David Cameron Will Win Support for Isis Air Strikes but There is a Hole in the Strategy
David Cameron will win decisive cross-party support for air strikes against Isis in Iraq on Friday 26 September and the UK will very likely be at war by the weekend.
But there will be a huge, Syria-shaped hole at the centre of the strategy the prime minister will outline when he addresses MPs in the Commons.
Nobody believes striking against Isis in Iraq will defeat the jihadists. There will need to be a ground offensive, which will be undertaken by local forces without UK or US boots.
But, most difficult of all for the UK, Isis will have to be hunted down in its strongholds in Syria as well.
The action in Iraq is covered in international law by Prime Minister Haider Al-Abadi's direct request for such help. Syria's President Bashar al-Assad has made no such official request and Cameron has made it clear any move to extend the action would need a second vote in parliament.
And, in his UN speech, he repeated his insistence there would be no deals with Assad, who the government still wants removed from power in Damascus.
"Our enemies' enemy is not our friend. It is another enemy. Doing a deal with Assad will not defeat ISIL - because the bias and the brutality of the Assad regime was and is one of the most powerful recruiting tools for the extremists," Cameron said.
Meanwhile, Labour leader Ed Miliband has made his support for military action conditional on it being limited to Iraq. He believes extending into Syria may be illegal and would certainly require a specific UN resolution.
However, the prospect of the UK joining US strikes in Syria will be a central argument in the Commons debate amid claims from the former attorney general, Dominic Grieve, that the UK could use "reasonable and proportionate means" to help Iraq defend itself from attacks emanating from Syria.

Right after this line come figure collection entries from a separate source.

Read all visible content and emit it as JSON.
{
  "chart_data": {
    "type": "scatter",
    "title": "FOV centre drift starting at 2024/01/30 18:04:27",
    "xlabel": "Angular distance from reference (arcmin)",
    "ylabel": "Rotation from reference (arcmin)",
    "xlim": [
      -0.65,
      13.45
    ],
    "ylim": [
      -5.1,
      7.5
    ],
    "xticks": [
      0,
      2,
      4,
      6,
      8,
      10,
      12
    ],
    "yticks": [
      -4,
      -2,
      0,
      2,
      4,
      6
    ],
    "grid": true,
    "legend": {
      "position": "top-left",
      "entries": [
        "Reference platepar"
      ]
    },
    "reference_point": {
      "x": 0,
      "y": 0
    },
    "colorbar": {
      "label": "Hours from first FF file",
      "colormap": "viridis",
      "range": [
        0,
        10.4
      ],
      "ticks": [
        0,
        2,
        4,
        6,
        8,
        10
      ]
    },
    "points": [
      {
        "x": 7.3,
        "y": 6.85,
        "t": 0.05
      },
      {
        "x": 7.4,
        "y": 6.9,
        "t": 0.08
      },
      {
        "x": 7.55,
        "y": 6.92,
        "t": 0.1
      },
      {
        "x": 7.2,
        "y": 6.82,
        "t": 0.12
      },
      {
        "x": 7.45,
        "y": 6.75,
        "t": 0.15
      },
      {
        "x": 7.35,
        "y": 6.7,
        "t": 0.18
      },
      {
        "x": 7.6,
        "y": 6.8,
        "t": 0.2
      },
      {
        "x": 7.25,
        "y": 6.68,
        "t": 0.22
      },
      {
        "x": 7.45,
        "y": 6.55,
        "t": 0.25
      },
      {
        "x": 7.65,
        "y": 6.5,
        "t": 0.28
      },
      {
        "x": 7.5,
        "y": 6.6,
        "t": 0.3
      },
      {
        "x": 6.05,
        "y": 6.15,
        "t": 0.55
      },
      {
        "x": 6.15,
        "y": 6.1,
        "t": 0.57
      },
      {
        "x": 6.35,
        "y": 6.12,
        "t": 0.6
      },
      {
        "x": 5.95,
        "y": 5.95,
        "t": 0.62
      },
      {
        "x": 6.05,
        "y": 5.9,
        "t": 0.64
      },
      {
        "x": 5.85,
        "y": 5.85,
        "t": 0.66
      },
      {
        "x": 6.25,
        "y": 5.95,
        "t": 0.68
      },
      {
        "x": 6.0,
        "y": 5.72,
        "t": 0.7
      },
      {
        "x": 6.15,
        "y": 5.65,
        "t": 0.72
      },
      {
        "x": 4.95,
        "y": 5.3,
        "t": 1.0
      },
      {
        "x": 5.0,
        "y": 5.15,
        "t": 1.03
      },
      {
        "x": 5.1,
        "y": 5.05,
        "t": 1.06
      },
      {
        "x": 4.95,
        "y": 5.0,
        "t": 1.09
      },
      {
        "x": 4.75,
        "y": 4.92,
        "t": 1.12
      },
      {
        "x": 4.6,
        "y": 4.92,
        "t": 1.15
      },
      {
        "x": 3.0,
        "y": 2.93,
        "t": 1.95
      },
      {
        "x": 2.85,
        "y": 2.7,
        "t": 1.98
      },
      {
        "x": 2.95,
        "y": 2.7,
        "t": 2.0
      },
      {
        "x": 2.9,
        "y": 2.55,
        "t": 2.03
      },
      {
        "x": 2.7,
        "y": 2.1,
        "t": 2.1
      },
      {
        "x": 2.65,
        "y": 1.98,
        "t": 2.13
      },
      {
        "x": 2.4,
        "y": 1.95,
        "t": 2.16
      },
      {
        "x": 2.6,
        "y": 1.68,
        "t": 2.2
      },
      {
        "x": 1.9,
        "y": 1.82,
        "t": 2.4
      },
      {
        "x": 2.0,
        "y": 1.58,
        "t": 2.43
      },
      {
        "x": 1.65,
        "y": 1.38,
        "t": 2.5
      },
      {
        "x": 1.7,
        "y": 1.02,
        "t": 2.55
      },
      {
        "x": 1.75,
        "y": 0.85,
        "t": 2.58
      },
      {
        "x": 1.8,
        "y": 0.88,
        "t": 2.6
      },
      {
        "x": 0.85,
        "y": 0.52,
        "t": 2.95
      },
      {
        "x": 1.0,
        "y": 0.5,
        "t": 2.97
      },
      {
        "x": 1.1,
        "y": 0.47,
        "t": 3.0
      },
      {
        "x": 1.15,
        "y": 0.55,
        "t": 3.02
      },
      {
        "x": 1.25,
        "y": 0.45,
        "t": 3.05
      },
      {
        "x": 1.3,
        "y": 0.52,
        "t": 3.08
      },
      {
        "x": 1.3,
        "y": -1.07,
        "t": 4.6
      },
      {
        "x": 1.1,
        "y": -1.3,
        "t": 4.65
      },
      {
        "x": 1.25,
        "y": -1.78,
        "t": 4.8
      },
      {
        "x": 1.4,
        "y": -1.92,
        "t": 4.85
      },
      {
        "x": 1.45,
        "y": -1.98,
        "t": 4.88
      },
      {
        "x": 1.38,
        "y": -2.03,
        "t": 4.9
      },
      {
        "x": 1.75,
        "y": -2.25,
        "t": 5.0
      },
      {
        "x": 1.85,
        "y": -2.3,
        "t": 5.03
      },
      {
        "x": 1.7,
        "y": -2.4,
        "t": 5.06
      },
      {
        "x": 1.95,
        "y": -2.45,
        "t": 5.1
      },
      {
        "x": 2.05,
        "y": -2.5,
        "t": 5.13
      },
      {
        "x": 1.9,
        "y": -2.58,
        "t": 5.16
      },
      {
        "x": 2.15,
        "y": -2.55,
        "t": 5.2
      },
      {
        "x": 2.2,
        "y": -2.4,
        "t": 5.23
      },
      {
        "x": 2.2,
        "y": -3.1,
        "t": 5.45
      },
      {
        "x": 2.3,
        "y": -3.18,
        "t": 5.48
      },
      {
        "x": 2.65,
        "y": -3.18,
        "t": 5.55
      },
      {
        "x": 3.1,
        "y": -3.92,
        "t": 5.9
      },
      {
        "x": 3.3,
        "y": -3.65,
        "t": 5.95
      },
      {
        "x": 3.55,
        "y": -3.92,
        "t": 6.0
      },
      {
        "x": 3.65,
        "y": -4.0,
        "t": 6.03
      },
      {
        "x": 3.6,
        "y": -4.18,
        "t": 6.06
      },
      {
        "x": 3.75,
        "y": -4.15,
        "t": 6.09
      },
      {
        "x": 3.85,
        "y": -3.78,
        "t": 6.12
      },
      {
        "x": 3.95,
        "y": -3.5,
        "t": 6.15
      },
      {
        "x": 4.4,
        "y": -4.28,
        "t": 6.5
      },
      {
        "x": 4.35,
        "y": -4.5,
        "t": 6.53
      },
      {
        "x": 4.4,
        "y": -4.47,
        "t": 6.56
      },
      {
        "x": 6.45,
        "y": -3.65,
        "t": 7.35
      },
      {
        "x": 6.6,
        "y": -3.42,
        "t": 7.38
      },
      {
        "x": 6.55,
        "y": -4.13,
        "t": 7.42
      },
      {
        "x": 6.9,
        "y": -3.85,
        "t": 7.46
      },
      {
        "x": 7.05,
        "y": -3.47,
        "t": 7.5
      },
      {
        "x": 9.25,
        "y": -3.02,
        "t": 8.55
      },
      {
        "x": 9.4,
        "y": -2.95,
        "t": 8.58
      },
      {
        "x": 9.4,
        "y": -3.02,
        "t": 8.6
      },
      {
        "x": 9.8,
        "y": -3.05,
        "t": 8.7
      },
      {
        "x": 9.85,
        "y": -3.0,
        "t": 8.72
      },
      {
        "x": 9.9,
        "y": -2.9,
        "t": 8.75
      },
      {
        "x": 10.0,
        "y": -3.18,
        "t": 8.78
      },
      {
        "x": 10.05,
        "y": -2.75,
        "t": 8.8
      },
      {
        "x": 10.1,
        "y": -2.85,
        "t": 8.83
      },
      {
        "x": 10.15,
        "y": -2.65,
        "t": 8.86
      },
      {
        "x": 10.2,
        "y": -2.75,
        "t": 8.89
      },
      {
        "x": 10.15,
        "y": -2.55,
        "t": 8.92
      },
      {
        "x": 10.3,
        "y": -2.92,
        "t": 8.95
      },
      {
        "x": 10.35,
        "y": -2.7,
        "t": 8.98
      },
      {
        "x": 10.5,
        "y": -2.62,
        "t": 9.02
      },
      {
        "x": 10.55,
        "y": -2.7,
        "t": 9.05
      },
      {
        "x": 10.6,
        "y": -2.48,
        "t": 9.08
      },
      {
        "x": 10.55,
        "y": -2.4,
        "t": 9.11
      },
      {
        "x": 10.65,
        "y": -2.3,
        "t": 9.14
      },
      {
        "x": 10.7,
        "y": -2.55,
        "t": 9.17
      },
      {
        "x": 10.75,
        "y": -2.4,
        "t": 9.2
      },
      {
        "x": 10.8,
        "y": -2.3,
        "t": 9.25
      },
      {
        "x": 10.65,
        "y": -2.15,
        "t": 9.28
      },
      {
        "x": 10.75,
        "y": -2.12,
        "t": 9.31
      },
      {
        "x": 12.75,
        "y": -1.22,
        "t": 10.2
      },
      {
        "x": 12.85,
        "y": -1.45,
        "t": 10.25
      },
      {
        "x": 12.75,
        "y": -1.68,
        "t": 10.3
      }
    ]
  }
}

He also said it might be legal to mount such attacks under the doctrine of humanitarian necessity to protect people from IS genocide.
That is currently not on the cards. But, as recent history in both Iraq and Afghanistan has shown, this sort of military action can quickly put strains on the best-laid political plans.
Cameron is still smarting from last year's defeat over plans to bomb Assad and the legacy of the disastrous 2003 Iraq war is hanging over the debate. So he has been painfully aware of the need for caution through all the steps that have led to the current decision.
He told the UN: "We have to learn the right lessons. Yes to careful preparation; no to rushing to join a conflict without a clear plan. But we must not be so frozen with fear that we don't do anything at all."
The arrest of nine men in London, including the radical Islamist preacher Anjem Choudary, by anti-terror police will act as a timely reminder of the level of the domestic threat posed by Islamists.
There will be honourable dissenters on all sides. The Green Party's Caroline Lucas and Labour's Paul Flynn are on the record as opponents of the campaign which they believe will be counter-productive.
Labour's John Mann is petitioning his constituents to establish their views before he decides how to react.
And Cameron will find himself facing demands to clarify some deeply difficult questions over the precise aim and limits of the operation and what the end game and exit strategy is.
He will also need to address the obvious fact that this will not be a quick, all-over-by-Christmas campaign but is set to last for many months. That, in itself, will spark some real nervousness among those MPs uncertain about exactly what sort of operation they are agreeing to.
What is certain, however, is that RAF Tornado GR4 jets in their Akrotiri base in Cyprus are already on standby and, with the usual military considerations on the ground, will be ready to go the moment Cameron gives the order.
And that order is likely to come on Friday night.